Scabbers, when he did remember, tried to step away from the rest of the events that had occurred after this moment. He pretended that things had not spun so wildly out of control from the day he agreed to become secret keeper. He selectively forgot that he had taken this information to the Dark Lord, who had acted on it. He forgot that his friend, who had trusted him implicitly with his life, had died on the threshold of his home, protecting what had mattered most to him. He forgot that Sirius had figured it all out and come looking for him on the streets that day, fueled by the howling, snarling, biting anger of betrayal and a shot of fire whiskey. He forgot that Remus, now bereft of three friends, wandered alone and incapable of keeping a job in their world. But mostly, he tried to forget how Harry Potter, the boy who lived, was the best friend of his “owner.”
The thing that struck him most, when he looked back, was that James hadn’t truly known him well enough to see it written on his face. Peter was under no illusions of grandeur. He knew that he could not have fooled Dumbledore, or even the Dark Lord, who was far less perceptive in some ways. How then did he fool the man who had been his friend since he was eleven? Had James ever really known him?

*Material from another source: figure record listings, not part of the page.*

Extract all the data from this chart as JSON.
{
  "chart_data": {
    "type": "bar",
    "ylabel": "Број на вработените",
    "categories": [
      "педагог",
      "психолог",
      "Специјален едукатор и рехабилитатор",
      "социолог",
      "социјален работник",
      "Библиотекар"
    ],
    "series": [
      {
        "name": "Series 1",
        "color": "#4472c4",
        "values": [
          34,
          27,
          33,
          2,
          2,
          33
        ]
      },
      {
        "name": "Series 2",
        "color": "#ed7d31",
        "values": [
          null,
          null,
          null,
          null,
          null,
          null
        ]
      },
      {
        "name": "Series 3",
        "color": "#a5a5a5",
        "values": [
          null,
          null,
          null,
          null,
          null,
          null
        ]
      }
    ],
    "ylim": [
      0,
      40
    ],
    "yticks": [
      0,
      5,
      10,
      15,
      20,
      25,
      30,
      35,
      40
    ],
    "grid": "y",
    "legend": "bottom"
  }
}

He knew that he had latched on to these powerful boys to protect himself. He knew that he was weak, a coward. But he had never known why they kept him around. In his waking hours, it was what haunted him most of all. Had any of them really known who he was? Or had they been so preoccupied that they just ignored that he followed them, idolized them? Did any of them ever really see him?
BANG. BANG. BANG.
Peter shifted his small rat head farther under the pillow so as not to hear that infernal noise so directly. It was too strong for his sensitive ears to manage. That was the thing about his life. He had surrounded himself with powerful people and forces too strong to control. And, much to his continued sorrow, far too strong to ever let him forget.